After personally supervising Santa's delivery, I peeked out to see what the weather was doing and was struck by the beauty of the new fallen snow, which "gave a lustre of mid-day to objects below." All is calm at 4 a.m., and this morning all was bright. This photo does not do justice to the glow.

There was no want for gifts this year, but it seems that everyone except Hannah (who is so grateful for everything) was a tad bit disappointed. I feel sad for teens and young adults whose Christmas wish list includes items that are beyond even Santa's ability to provide. I remember the transition from the huge piles of toys to the paltry boxes of shirts and practical items that are needed but fall short in providing the same "Wow" factor that the new toys of childhood did. And then again, those ungrateful twerps!!!

As we woke to the challenge of shoveling out for the second time in as many weeks, Al and I worked silently to clear the driveway while our three testosterone-laden young men slept soundly. One of these years, we decided, we are going to the Bahamas for Christmas, without any children!!

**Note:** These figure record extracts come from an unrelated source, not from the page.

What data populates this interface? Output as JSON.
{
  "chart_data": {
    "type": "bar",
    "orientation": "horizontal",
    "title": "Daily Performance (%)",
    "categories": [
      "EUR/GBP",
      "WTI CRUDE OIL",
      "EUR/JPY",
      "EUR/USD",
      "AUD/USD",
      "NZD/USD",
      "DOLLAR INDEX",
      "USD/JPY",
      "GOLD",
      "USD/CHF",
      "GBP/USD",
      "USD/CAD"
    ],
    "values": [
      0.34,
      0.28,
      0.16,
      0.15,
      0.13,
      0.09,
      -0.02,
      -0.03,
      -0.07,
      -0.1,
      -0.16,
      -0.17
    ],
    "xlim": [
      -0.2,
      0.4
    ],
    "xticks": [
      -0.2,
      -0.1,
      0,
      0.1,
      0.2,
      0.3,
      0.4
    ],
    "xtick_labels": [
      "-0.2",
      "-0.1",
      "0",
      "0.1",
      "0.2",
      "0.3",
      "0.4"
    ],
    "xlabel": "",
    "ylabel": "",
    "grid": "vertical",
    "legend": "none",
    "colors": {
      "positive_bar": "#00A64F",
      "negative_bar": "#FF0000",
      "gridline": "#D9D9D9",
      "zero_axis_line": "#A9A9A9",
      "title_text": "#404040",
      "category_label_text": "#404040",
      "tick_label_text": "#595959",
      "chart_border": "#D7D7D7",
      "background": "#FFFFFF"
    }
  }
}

Saturday, December 12, 2009

Stocking Feet...and Other Things That Make Me Happy



It's been awhile since I've posted anything about Darrin and McKenna. They're doing fine. In fact, I'd say they are doing just peachy. Last Sunday they spent the afternoon helping me put the finishing touches on the new doors on the first floor (I still need to tackle the upstairs), waiting somewhat impatiently for the big pot of vegetable soup to be cooked, watching football with Al, and generally just hangin' out.

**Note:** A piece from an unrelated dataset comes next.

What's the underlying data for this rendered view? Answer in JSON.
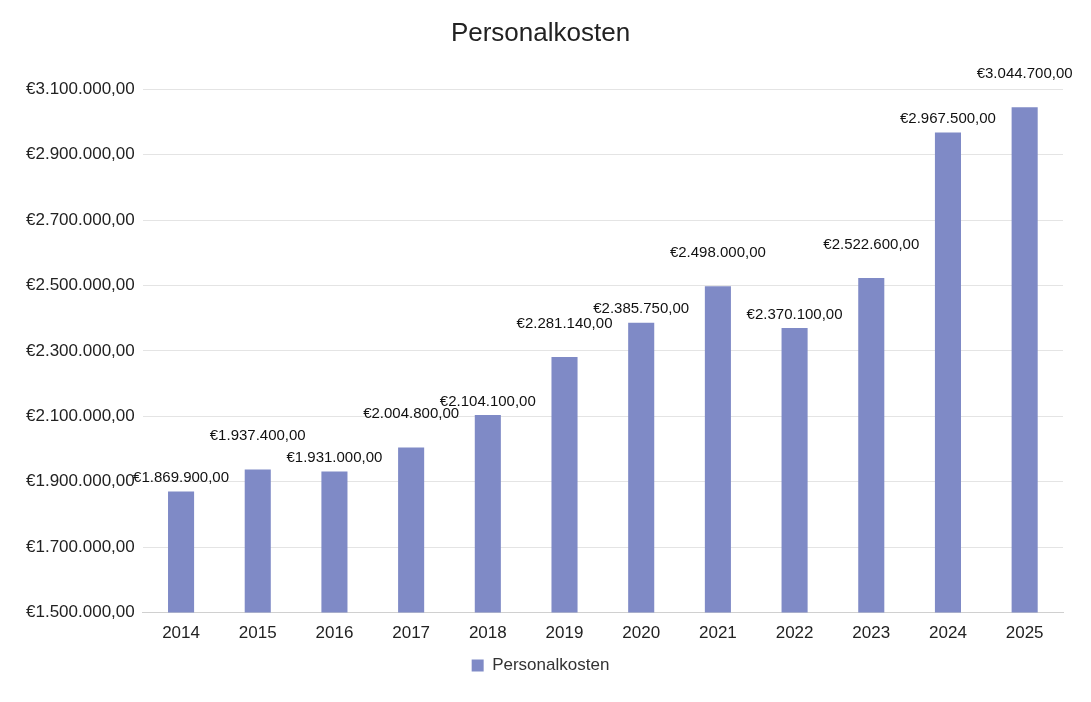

We've decided we love McKenna, which is a good thing given how much time she is spending with Darrin. I do have one complaint, however. McKenna is one of those people who can eat like a wolverine and stay georgeously thin. A lesser person might be spiteful about that fact, but me - I just fantasize about stealing her skinny jeans.

Mostly, I'm just happy for Darrin. He seems genuinely smitten. I remember those days of gazing lovingly into Al's eyes for hours, hanging on his every word, fascinated by his every gesture. If only it could be bottled.....

If it's winter....

.....it must be wrestling season! How quickly I forget just how long tournament Saturdays are when you're sitting on bleachers for 6 hours getting your eardrum shattered by the screams of overzealous parents. David won one of his four matches, but demonstrated a lot of improvement since last season. I feel confident we will see some more wins this season.

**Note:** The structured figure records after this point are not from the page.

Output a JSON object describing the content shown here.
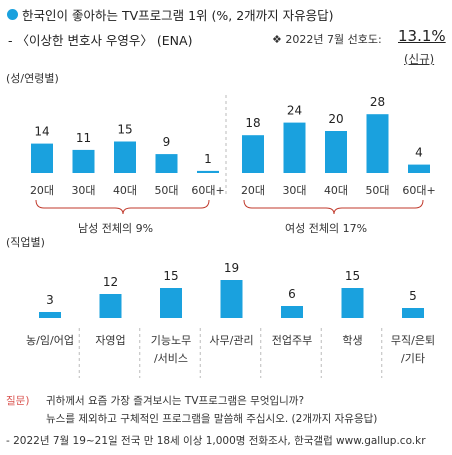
{
  "header": {
    "title": "한국인이 좋아하는 TV프로그램 1위 (%, 2개까지 자유응답)",
    "subtitle": "- 〈이상한 변호사 우영우〉 (ENA)",
    "preference_label": "❖ 2022년 7월 선호도:",
    "preference_value": "13.1%",
    "new_tag": "(신규)"
  },
  "section_labels": {
    "gender_age": "(성/연령별)",
    "occupation": "(직업별)"
  },
  "group_labels": {
    "male": "남성 전체의 9%",
    "female": "여성 전체의 17%"
  },
  "footer": {
    "q_label": "질문)",
    "q_line1": "귀하께서 요즘 가장 즐겨보시는 TV프로그램은 무엇입니까?",
    "q_line2": "뉴스를 제외하고 구체적인 프로그램을 말씀해 주십시오. (2개까지 자유응답)",
    "source": "- 2022년 7월 19~21일 전국 만 18세 이상 1,000명 전화조사, 한국갤럽 www.gallup.co.kr"
  },
  "colors": {
    "bar": "#1aa1de",
    "accent_red": "#d9534f"
  },
  "chart_data": [
    {
      "type": "bar",
      "title": "",
      "series": [
        {
          "name": "남성",
          "categories": [
            "20대",
            "30대",
            "40대",
            "50대",
            "60대+"
          ],
          "values": [
            14,
            11,
            15,
            9,
            1
          ]
        },
        {
          "name": "여성",
          "categories": [
            "20대",
            "30대",
            "40대",
            "50대",
            "60대+"
          ],
          "values": [
            18,
            24,
            20,
            28,
            4
          ]
        }
      ],
      "ylabel": "%"
    },
    {
      "type": "bar",
      "title": "",
      "categories": [
        "농/임/어업",
        "자영업",
        "기능노무\n/서비스",
        "사무/관리",
        "전업주부",
        "학생",
        "무직/은퇴\n/기타"
      ],
      "values": [
        3,
        12,
        15,
        19,
        6,
        15,
        5
      ],
      "ylabel": "%"
    }
  ]
}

The Snowstorm to Beat All Snowstorms



They say we haven't had a snowstorm like this since the 1970's. Yup, it was nasty! Besides giving the kids 2 1/2 show days and shutting down pretty much every business in town (except hospitals, of course), it was the source of a couple of ugly arguments.

First, there was the argument with David about why he could not drive the Mustang to go out with his friends in the middle of a blizzard. Common sense did not prevail, and he decided to walk. He was back in about 15 minutes.

Then there were the periodic short arguments between Al and I about whether or not the city ordinance about shoveling the sidewalk applied to all sidewalks except the one in front of 9419 Hickory Drive, and whether it was wiser to shovel small amounts of snow more often or wait until the storm was over and shovel one time.

But the real blow up came when I reminded Al that HE was the one who has been too cheap to buy a snow blower, to which he vowed that he was going out to buy a snowblower TODAY in the height of the storm. Luckily, there was not a snowblower left in any store in town (I say luckily because had they jacked the price up by a cool grand Al would have gladly slapped the money down.)

Anyway, things are pretty much back to winter "normal," which is lousy any way you cut it. But at least we aren't cooped up together picking fights.


Shovel vs. snow drift...I'm not sure who won.


Yes, there are steps in front of our front door...somewhere under all that snow!